Année scolaire 2017-2018: c’est bien parti !

Plus de 4,5 millions d’élèves ont effectué hier, lundi 4 septembre, leur rentrée, marquée par une mobilisation peu commune de la communauté éducative pour un retour à l’école dans les régions anglophones. Pas facile pour les anciens élèves de rompre avec les vacances, et pour les nouveaux de prendre langue avec cette institution inventée par Charlemagne. Entre joyeuses retrouvailles de vieux camarades, et larmes de novices, chacun y est allé à son rythme. Néanmoins, en ville comme en campagne, la reprise a été effective et sereine, même si elle est restée timide en quelques lieux ; du fait des limites de certaines familles dans la préparation de l’événement.

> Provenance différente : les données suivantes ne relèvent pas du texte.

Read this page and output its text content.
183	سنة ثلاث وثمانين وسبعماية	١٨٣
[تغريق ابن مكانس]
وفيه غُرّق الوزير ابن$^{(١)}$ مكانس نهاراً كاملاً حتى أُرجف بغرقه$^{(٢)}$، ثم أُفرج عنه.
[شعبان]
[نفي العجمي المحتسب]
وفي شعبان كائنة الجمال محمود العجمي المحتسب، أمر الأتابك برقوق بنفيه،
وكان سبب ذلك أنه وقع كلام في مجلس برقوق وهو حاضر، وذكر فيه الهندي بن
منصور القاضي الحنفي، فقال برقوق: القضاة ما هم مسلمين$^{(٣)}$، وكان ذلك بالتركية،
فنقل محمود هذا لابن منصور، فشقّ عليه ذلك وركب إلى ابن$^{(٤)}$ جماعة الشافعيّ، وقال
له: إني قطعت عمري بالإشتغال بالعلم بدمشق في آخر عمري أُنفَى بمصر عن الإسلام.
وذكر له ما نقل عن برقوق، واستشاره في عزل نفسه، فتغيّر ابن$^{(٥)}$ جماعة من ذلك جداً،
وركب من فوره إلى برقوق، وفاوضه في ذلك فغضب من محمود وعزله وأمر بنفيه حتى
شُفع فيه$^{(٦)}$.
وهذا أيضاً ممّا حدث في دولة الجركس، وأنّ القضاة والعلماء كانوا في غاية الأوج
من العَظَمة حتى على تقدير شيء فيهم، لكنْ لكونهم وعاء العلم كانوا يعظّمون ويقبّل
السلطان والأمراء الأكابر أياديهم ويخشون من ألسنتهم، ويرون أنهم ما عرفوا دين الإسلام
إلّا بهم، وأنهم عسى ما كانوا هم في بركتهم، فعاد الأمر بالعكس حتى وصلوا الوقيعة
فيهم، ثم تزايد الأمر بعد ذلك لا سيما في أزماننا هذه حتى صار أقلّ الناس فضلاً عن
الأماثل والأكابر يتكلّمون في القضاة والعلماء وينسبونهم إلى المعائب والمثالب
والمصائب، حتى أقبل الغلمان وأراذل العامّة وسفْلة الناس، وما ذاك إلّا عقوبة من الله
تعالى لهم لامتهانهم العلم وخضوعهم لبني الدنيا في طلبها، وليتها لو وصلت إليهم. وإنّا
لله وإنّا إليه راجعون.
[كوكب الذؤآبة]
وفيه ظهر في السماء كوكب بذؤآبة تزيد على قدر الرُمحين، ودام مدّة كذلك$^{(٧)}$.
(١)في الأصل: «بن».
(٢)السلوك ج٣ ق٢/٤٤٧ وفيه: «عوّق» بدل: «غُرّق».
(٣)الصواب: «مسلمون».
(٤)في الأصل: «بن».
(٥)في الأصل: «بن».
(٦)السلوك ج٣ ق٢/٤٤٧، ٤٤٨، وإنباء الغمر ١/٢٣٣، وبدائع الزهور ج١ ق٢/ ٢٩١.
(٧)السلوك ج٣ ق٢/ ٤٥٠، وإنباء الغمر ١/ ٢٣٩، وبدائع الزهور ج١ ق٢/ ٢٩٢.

Hier encore dans des établissements, des parents en quête de recrutement, inscription ou transfert pour leur progéniture étaient en effet visibles, dossiers vissés sous les bras. « Je viens de déménager dans un nouveau quartier. Du coup, l’établissement qu’a fréquenté mon fils ces cinq dernières années se retrouve bien loin. J’aimerais le rapprocher de la maison, raison pour laquelle je viens solliciter une place dans ce lycée », explique une mère de famille anxieuse. Anxieux sont de nombreux autres parents et leurs enfants ce lundi de rentrée. En cause, le manque de fournitures scolaires. « Mes parents ont fait des pieds et des mains pour que je commence les classes en même temps que les autres, mais il me manque encore beaucoup de livres et des cahiers. Ils ont promis les acheter au fur et à mesure qu’ils disposeront de l’argent », avoue Jeannette K., élève du lycée Charles Atangana.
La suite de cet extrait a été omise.